By Jamison Cocklin
The Youngstown Business Incubator launched a five-year, $2.5 million fundraising campaign Thursday aimed at growing the organization and reducing its reliance on state dollars.
The effort is the YBI’s most ambitious financing goal since it was established in 1995, but more importantly, it will be a key component of its future work to help develop the Mahoning Valley’s economy as it seeks to transform its revenue model into one that no longer leans on dwindling allocations from state and local government, incubator officials said.
Currently, the incubator receives between 45 percent and 50 percent of its annual budget of $1 million from the state, said chief operating officer Barb Ewing. Most of the rest is generated from lease agreements with the incubator’s portfolio companies that operate at its campus on West Federal Street.
“The YBI is a relatively small organization with a modest budget,” she said. “If we want to continue with the economic impact we’ve had, we need the resources in place to do that.”
In order to achieve self-sufficiency, Jim Yukech, YBI fundraising chairman, said the incubator will begin to explore more economic opportunities for itself.
Among the options, he said, are entering new markets such as health-care information technology, continuing work in the additive manufacturing industry, and taking a closer look at the spinoff companies that could arise from Northeast Ohio’s oil and gas boom.
Overall, Yukech added YBI is interested in attracting more of these types of companies to its fold, which, at the moment, primarily includes only business-to-business software companies.
With a push into new industries, the incubator also might be able to capitalize financially on the products and services sold within them.
Chuck Stein, president of SDS Consulting in Columbus, who works closely with economic-development organizations around the world, said the $2.5 million raised over a five-year period will help the incubator “stay afloat” until the end of that period, which YBI officials believe will be enough time to create a new revenue model that generates about 80 percent of its own funding.
The strategy for raising the money, Stein added, will rely heavily on approaching companies and individuals that stand to benefit the most from the YBI’s work, such as those in manufacturing or health care that could use some of the technological developments and products the organization’s portfolio companies are known to focus on.

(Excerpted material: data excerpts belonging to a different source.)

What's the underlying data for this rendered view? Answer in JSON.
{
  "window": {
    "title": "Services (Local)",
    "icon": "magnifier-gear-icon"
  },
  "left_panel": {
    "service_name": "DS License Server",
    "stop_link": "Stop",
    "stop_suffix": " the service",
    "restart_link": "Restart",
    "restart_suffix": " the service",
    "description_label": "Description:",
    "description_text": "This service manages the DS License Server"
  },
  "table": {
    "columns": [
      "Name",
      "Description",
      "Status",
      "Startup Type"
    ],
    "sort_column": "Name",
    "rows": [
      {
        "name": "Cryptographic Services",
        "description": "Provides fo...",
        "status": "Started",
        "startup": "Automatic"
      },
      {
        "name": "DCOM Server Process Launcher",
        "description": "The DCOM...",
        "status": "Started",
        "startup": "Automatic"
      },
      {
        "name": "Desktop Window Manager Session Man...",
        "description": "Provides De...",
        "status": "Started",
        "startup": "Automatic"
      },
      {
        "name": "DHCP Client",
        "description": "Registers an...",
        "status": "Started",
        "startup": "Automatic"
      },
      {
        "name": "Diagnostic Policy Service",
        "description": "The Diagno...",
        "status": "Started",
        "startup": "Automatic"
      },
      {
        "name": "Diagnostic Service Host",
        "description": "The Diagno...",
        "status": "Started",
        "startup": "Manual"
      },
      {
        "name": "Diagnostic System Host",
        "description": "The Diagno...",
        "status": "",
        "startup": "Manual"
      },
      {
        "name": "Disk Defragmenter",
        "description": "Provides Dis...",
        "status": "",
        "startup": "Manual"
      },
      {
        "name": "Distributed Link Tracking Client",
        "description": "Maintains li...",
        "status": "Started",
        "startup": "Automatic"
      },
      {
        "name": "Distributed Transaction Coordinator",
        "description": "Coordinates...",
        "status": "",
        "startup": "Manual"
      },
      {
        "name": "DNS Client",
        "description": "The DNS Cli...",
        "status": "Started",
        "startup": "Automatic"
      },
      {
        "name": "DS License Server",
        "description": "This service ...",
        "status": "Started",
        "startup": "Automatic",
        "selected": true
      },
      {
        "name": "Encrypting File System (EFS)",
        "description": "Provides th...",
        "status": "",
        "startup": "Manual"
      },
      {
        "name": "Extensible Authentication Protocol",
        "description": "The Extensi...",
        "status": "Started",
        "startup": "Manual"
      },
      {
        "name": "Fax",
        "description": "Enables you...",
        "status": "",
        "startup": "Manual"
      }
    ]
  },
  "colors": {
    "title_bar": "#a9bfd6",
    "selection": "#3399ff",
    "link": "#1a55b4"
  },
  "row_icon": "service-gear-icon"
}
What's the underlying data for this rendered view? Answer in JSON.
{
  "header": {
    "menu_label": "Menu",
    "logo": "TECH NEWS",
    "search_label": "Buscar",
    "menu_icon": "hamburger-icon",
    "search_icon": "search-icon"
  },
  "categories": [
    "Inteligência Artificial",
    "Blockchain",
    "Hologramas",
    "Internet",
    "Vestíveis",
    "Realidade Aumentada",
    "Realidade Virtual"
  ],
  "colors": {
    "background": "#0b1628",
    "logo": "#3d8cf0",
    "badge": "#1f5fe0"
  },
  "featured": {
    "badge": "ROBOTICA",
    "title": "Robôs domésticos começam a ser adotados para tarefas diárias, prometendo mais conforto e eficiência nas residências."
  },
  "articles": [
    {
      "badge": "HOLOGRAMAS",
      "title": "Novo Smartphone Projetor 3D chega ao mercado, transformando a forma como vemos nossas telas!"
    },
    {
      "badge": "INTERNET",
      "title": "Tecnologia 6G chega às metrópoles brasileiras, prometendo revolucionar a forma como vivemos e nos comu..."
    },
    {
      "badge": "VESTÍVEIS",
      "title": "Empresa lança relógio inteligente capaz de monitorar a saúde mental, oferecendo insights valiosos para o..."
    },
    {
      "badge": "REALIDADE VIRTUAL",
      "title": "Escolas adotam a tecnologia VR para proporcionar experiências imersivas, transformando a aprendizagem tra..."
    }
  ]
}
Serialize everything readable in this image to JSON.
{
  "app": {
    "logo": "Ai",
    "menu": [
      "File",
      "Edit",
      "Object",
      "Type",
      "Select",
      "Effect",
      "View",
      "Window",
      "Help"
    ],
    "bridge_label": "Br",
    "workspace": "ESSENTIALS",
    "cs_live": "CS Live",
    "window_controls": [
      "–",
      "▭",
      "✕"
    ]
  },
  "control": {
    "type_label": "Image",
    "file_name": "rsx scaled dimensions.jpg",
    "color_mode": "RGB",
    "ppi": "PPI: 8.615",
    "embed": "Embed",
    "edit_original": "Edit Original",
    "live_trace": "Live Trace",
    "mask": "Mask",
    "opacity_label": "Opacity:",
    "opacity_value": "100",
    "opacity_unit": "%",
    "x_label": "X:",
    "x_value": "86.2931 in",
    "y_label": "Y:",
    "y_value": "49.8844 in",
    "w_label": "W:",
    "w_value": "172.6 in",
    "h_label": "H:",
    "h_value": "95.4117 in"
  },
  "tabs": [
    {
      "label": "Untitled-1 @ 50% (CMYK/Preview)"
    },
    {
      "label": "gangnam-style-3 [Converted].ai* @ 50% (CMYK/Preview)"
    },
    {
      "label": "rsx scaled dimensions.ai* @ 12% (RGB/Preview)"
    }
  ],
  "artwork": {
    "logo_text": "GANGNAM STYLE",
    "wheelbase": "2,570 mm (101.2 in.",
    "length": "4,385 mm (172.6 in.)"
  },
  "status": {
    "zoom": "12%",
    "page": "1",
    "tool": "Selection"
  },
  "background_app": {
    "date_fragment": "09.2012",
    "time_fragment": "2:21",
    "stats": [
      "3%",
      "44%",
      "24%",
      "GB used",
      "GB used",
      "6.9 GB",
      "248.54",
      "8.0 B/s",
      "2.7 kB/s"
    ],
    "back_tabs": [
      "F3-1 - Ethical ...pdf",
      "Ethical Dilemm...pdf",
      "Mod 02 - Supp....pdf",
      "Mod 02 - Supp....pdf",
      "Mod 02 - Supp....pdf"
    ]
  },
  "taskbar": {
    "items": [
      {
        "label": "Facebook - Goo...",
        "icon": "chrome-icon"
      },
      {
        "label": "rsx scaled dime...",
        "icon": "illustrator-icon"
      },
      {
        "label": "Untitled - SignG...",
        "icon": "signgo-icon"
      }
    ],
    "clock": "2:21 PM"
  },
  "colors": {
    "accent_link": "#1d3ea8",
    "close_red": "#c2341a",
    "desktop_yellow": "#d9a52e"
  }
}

The timing of the launch comes just three weeks after YBI unveiled a new marketing and branding strategy geared toward attracting more donors and startup companies.
It also announced the results of a study conducted by Cleveland-based consulting firm Kleinhenz & Associates that found YBI companies have created or supported 610 jobs, generated outside sales of $76 million and provided wages of $23 million.
“We feel that we are well-positioned for growth, and we know that we can attain self-sufficiency,” Yukech said.
“The state is assessing its funding — and we’re a leader in Ohio — but we can no longer depend on it in the long run. We have to be proactive.”
Already, Stein said the organization has raised $750,000.
Bruce Beeghly, a campaign co-chairman, said the incubator’s impact is expected to grow in the coming years.
Last week, JumpStart Inc. announced that technology companies in Northeast Ohio attracted $201 million from investors in 2012.
YBI will be more aggressive in its business pursuits to bring more interstate commerce to the Valley and, with it, greater wealth, incubator officials added.